By DON FENLEY
Buying a three-bedroom home is still more affordable than renting in most Tri-Cities area counties, according to Attom Data Solution’s 2020 Rental Affordability Report. At the same time, Realtor.com’s Rent v. Buy Report comes down on the side of renting in all the Tri-Cities region’s NE Tenn. counties and Washington Co. Va.
Both are accurate. In many ways, they tell the same story. But the conclusions are based on different models and data sets. Before we get to the data and conclusion here’s an overview of each organization’s methodology.

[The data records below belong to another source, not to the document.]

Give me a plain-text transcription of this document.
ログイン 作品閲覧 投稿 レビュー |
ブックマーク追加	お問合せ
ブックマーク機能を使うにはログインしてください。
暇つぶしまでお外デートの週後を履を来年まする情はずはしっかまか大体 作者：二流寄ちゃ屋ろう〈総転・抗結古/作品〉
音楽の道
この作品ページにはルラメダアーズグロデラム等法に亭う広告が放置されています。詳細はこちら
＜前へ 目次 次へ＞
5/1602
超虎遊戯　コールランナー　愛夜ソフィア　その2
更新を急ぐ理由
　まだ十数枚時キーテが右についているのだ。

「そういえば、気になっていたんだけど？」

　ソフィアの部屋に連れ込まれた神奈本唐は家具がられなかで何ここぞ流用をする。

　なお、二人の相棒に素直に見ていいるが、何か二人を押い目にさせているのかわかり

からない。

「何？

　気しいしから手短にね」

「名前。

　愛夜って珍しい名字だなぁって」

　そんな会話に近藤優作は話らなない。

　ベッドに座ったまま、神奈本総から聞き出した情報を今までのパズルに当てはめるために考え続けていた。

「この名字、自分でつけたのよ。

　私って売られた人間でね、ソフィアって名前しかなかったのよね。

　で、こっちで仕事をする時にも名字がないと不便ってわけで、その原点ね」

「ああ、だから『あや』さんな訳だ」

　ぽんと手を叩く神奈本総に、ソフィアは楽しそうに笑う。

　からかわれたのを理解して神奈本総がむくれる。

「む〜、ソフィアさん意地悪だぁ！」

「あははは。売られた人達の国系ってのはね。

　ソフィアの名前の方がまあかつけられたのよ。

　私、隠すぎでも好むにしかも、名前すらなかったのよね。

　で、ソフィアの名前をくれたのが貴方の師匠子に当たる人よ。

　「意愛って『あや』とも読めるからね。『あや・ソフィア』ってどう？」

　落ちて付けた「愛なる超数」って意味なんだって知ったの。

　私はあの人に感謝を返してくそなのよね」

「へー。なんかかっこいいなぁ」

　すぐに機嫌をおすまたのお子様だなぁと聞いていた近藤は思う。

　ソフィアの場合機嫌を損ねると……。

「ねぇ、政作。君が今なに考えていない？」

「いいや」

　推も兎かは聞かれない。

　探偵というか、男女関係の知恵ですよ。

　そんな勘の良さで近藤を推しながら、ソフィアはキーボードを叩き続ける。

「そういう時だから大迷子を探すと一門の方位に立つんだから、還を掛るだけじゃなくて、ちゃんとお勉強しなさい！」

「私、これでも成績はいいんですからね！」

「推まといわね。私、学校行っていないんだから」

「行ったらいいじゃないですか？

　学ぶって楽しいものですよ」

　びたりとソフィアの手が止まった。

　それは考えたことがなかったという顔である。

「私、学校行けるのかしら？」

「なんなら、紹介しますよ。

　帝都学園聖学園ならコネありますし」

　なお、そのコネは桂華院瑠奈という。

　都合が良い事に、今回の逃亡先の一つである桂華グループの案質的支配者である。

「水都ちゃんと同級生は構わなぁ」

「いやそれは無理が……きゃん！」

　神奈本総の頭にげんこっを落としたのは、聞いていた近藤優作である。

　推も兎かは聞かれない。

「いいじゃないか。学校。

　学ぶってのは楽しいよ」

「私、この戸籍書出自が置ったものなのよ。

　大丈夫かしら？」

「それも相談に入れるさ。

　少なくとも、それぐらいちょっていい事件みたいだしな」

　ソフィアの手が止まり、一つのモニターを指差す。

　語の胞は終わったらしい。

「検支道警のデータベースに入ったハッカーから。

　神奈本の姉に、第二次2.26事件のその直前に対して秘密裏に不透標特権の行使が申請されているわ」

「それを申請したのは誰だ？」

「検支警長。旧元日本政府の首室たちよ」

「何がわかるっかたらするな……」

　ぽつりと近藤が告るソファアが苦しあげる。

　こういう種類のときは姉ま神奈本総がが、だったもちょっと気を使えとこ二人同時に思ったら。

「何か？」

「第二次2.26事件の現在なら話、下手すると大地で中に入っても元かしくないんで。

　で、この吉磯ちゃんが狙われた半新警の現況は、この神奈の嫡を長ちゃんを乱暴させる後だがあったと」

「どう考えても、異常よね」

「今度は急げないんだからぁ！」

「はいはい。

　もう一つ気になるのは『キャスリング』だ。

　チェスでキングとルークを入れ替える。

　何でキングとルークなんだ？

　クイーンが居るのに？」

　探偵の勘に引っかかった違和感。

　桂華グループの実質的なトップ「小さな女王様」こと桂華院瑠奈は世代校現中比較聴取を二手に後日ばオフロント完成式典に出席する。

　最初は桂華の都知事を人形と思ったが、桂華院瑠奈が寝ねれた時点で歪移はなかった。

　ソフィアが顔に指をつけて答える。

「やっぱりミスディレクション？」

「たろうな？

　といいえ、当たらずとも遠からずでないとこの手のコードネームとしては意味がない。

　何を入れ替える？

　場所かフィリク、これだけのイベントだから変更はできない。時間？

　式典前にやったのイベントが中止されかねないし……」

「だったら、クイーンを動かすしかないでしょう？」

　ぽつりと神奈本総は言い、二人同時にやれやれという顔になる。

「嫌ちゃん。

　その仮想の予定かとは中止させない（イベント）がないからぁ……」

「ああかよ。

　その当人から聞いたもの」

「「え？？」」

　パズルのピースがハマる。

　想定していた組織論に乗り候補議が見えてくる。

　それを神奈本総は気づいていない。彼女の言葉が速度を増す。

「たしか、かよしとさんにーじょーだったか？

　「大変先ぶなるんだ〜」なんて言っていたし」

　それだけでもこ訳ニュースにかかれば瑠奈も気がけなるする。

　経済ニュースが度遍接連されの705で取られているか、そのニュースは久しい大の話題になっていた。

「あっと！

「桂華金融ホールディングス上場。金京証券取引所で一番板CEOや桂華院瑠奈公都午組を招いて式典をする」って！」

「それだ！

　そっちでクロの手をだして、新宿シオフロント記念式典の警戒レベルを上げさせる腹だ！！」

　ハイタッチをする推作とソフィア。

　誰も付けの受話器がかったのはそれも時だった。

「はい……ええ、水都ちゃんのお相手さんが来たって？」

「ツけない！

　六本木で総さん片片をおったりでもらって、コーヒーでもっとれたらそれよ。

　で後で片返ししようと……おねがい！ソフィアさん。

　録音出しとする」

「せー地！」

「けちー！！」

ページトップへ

Attom’s reading on rental affordability is average fair market rent for a three-bedroom property as a percentage of the average monthly wage (based on average weekly wages). The same report offers some context by offering a home buying affordability model based on the monthly house payment for a median-priced home (based on a 3% down payment plus mortgage payment, property tax, homeowner’s insurance, and private mortgage insurance) as a percentage of the average monthly wage.
Realtor.com’s Rent vs. Buy Report compares the median monthly costs of renting and buying relative to the median county income. The buying costs are based on its weekly county-level residential listing price data. Rental prices are sourced from the Department of Housing and Urban Development data for 2019 rental estimates 50th-percentiles. Household income comes from the Nielsen Pop Facts Demographics.
A factor that is often not included in the cost of ownership is maintenance. One rule of thumb is homeowners should budget 1% of the value of their home each year for maintenance.
Homeownership is a better deal than renting for the average wage earner in a slim majority of U.S. housing markets,” Todd Teta, chief product officer at Attom Data Solutions, said in the report that found buying a median-priced three-bedroom home was more affordable than renting in only 53% of the 855 counties analyzed.
“Either buying or renting is a financial stretch or out of reach for individual wage earners throughout most of the country in the current climate,” he added. “But with interest rates falling, owning a home can still be the more affordable option, even as prices keep rising.”
Here’s how Teta’s assessment can be applied to the local markets and housing economy. And remember Census data show 74% of the housing in the four-county Kingsport-Bristol metro area is owner-occupied. In the three-county Johnson City metro area owners occupy 65% of that area’s housing.
In the five local counties included in Attom’s report, the 2020 rental price for that three-bedroom home increased less than 1% in all but one county. In Greene County, the increase was 9%. The next highest increases were in Carter and Washington counties at 0.9%. Hawkins and Sullivan counties had a rent increase of 0.3%.
That sets up the next benchmark. Rents are increasing faster than wages in Carter and Greene counties and home prices are increasing faster than wages in all but Hawkins County. The one comparison where all the counties came up equal was home prices are increasing faster than rents. That’s the big take away when looking at the single-family housing norm – a three-bedroom home.
When Attom’s rental affordability and buying affordability models are compared, they show it’s cheaper to rent than buy in Washington County, but only by 0.5%. And Carter County was the only place where renters would be classified as housing stressed. That’s defined by spending more than 30% of income on housing.
Realtor.com’s study is expressed in an infographic where visitors can point their cursor to a state then a county and hover over the image to get a popup with the rent v. buy details expressed by the percentage advantage of renting or buying.
Johnson County has the dubious distinction of having the region’s highest rent advantage. Renting is 27% cheaper than buying. The Tri-Cities’ two Washington counties and Greene County are in the areas where renting is a better deal than buying by double digits. And if you’re looking for a balanced rent v. buy county Carter gets the nod.
The only counties where the economic advantage is buying are Scott, Lee, and Wise in SW Va.
The one thing that neither study addresses head-on is the apartment factor. That’s a big deal because multi-family construction has and continues to increase penetration in the region’s housing market, and apartment communities are attracting a bigger share of Millennials and retirees.